A decisão por cortar parte desse pagamento que é feito aos acionistas passa pela expectativa de lucros menores e pelo temor de uma restrição de crédito. “As empresas mantêm mais dinheiro em caixa para elevar a liquidez e atenuar os riscos”, diz o professor de Finanças da Fundação Instituto de Administração (FIA), Marcos Piellusch. Além disso, ele pondera que, com a atual taxa de juros, manter dinheiro em caixa acaba se tornando uma estratégia rentável.
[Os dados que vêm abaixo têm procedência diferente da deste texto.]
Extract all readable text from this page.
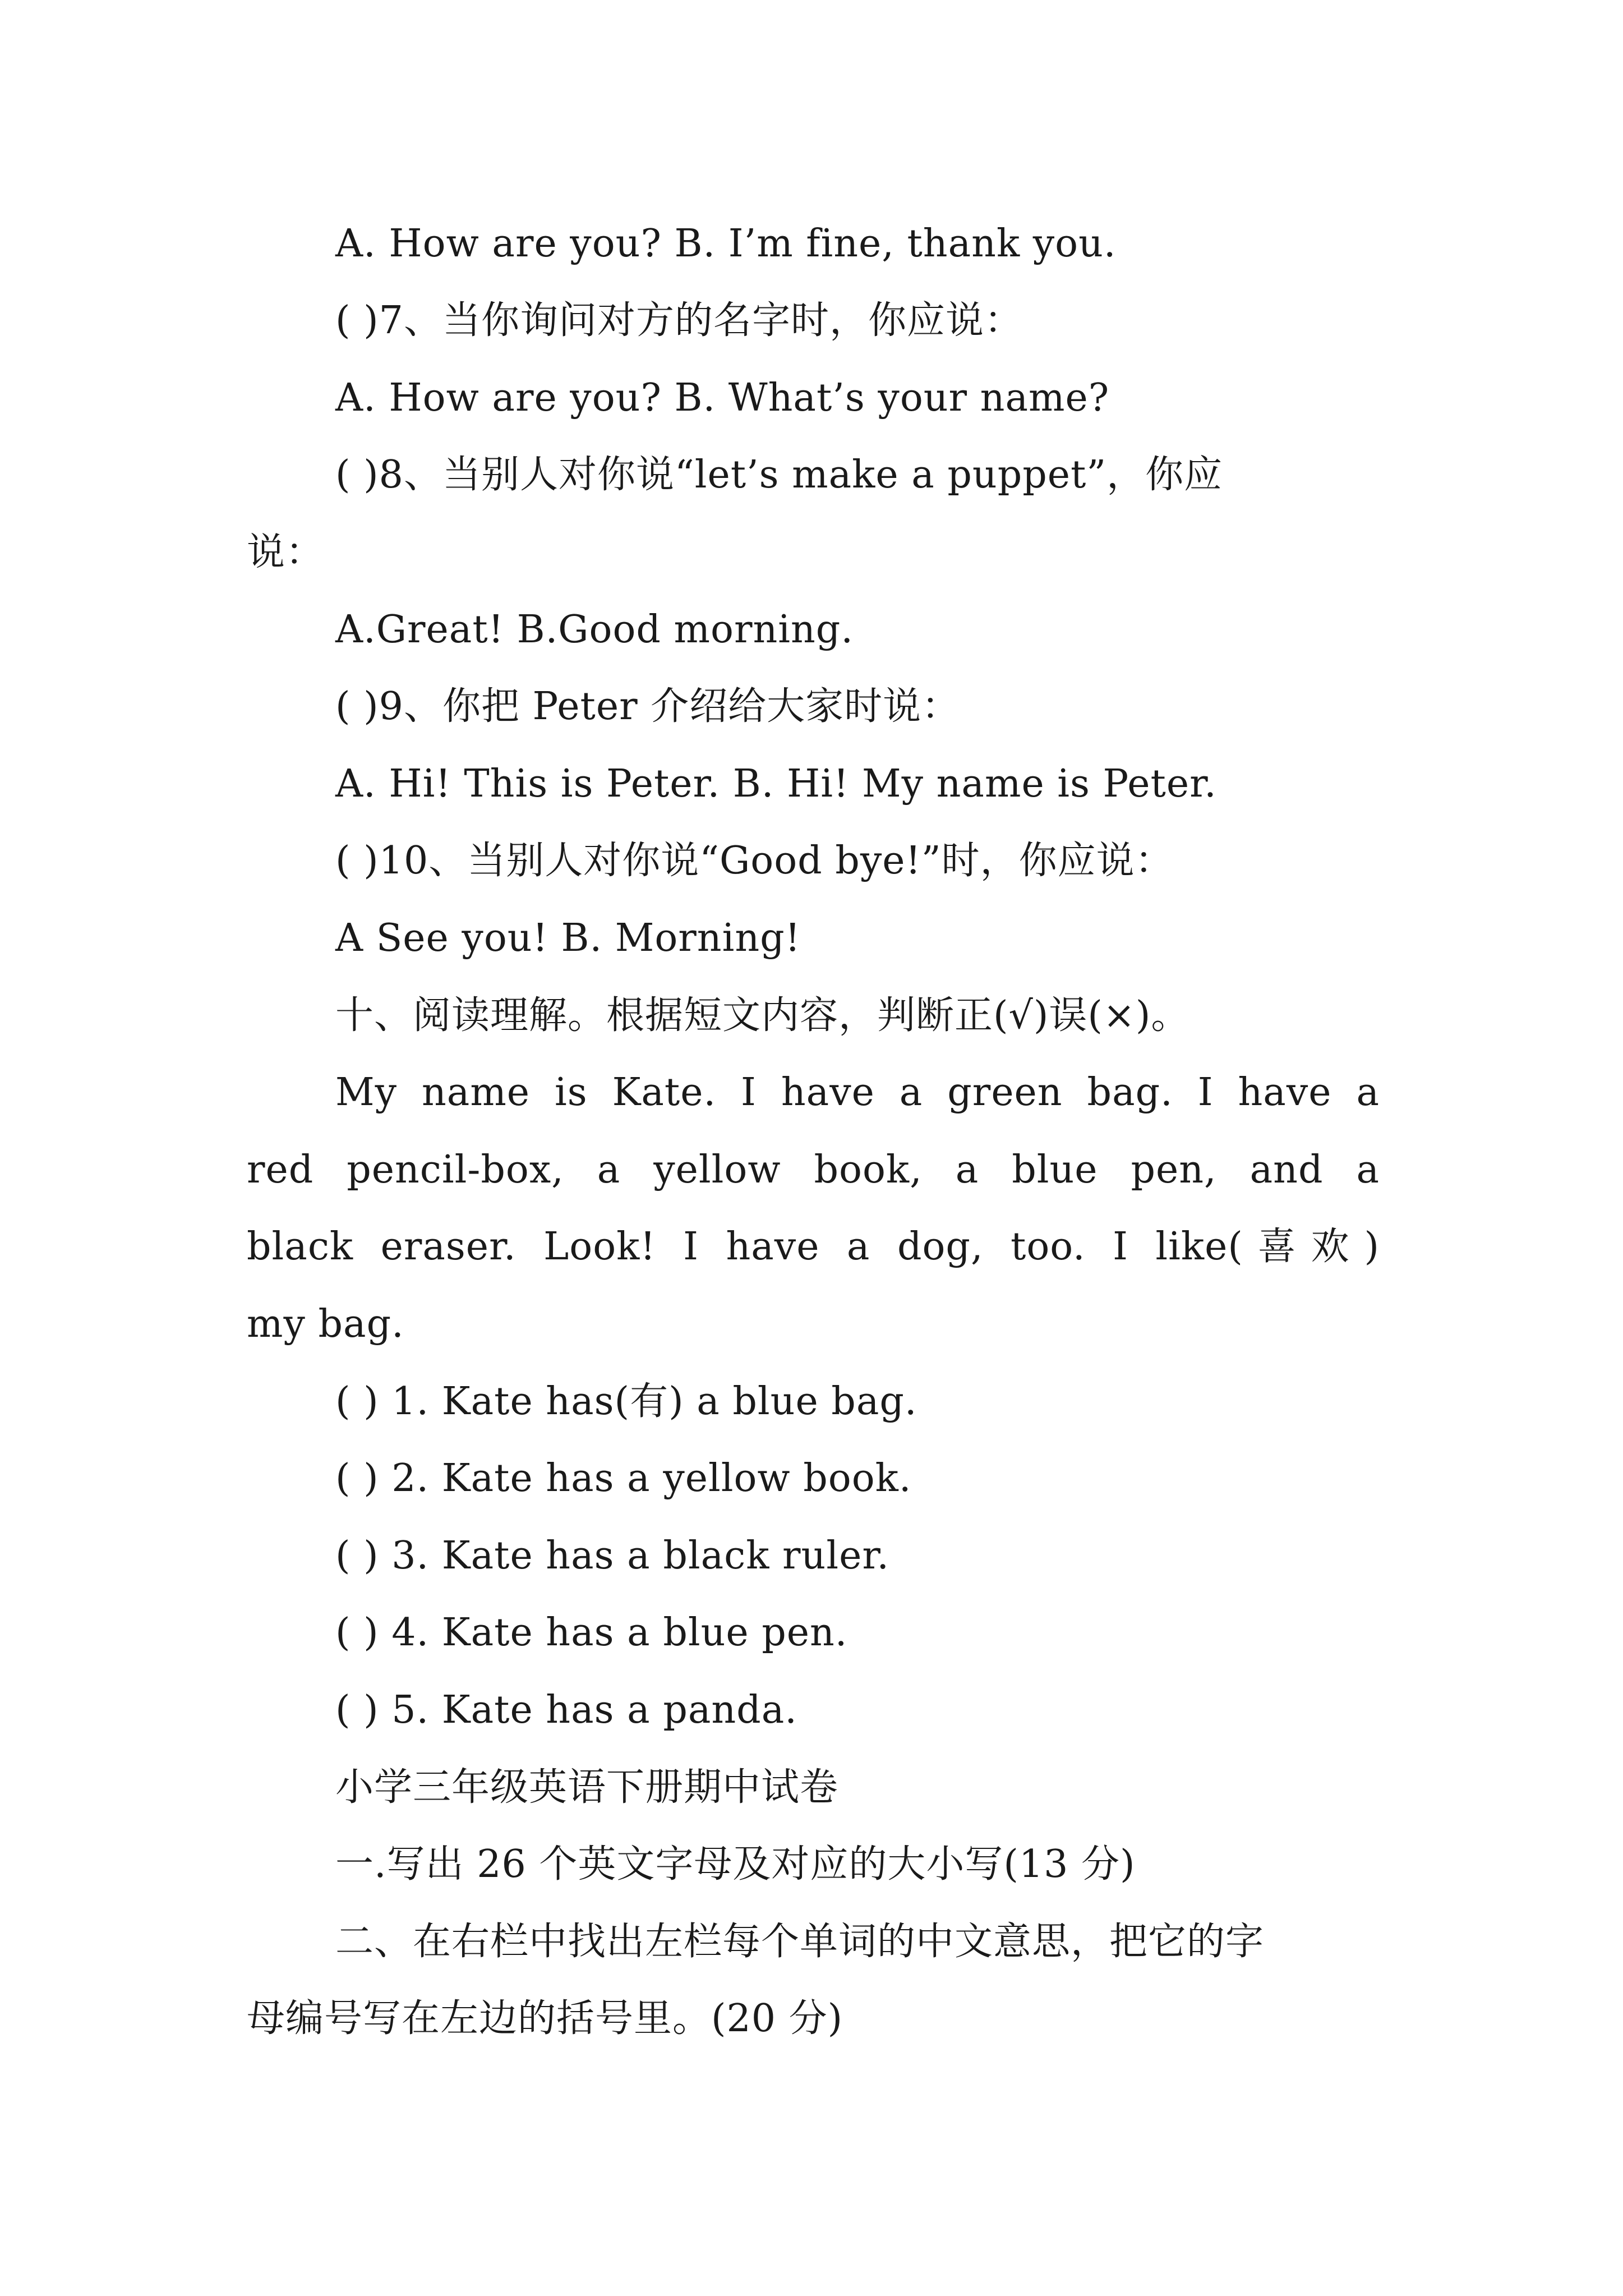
A. How are you? B. I’m fine, thank you.
( )7、当你询问对方的名字时，你应说：
A. How are you? B. What’s your name?
( )8、当别人对你说“let’s make a puppet”，你应
说：
A.Great! B.Good morning.
( )9、你把 Peter 介绍给大家时说：
A. Hi! This is Peter. B. Hi! My name is Peter.
( )10、当别人对你说“Good bye!”时，你应说：
A See you! B. Morning!
十、阅读理解。根据短文内容，判断正(√)误(×)。
My name is Kate. I have a green bag. I have a
red pencil-box, a yellow book, a blue pen, and a
black eraser. Look! I have a dog, too. I like(喜欢)
my bag.
( ) 1. Kate has(有) a blue bag.
( ) 2. Kate has a yellow book.
( ) 3. Kate has a black ruler.
( ) 4. Kate has a blue pen.
( ) 5. Kate has a panda.
小学三年级英语下册期中试卷
一.写出 26 个英文字母及对应的大小写(13 分)
二、在右栏中找出左栏每个单词的中文意思，把它的字
母编号写在左边的括号里。(20 分)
Presença comum nas listas de maiores pagadoras de dividendos entre as companhias de capital aberto, a Companhia Siderúrgica Nacional (CSN), que busca redução do endividamento, já informou que, por ora, os dividendos estão suspensos. No primeiro semestre do ano a empresa reverteu lucro para prejuízo líquido de R$ 222,8 milhões e viu sua alavancagem, medida pela razão da dívida líquida pelo Ebitda (lucro antes de juros, impostos, depreciação e amortização) avançar para 5,6 vezes, refletindo também a queda da geração de caixa da empresa. A delicada situação financeira também levou a Petrobrás a cortar dividendos, até então uma fonte certa de caixa para a União. Além dela, Cemig e Oi alteraram suas políticas de remuneração aos acionistas.

Estratégia

“A evidente necessidade de retenção de liquidez, para enfrentar as tempestades que ainda vêm pela frente no país, obriga as empresas listadas a mexer na sua gestão de capital. Mudar as regras de pagamento de dividendos, cancelar ou suspender os mesmos são estratégias de defesa à retração de crédito e acréscimo no custo de capital de terceiros”, destaca o chefe de Mercado de Capital da Eleven Financial, Adeodato Netto. O especialista observa, por outro lado, que um menor pagamento de dividendos tende a afastar o investidor de longo prazo.

Embora os dividendos sejam os responsáveis por atrair muitos investidores para o mercado de renda variável, a decisão em não realizar esse pagamento em um cenário de crise pode ser a melhor escolha por parte da administração para enfrentar o período, com opção a reforçar o caixa. O corte recente anunciado pela Vale, que reduziu pela metade o valor dos dividendos referentes à segunda parcela do ano, por exemplo, foi bem recebido pelo mercado, que considerou importante a medida no sentido de preservar sua estrutura de capital em um momento mais difícil do mercado.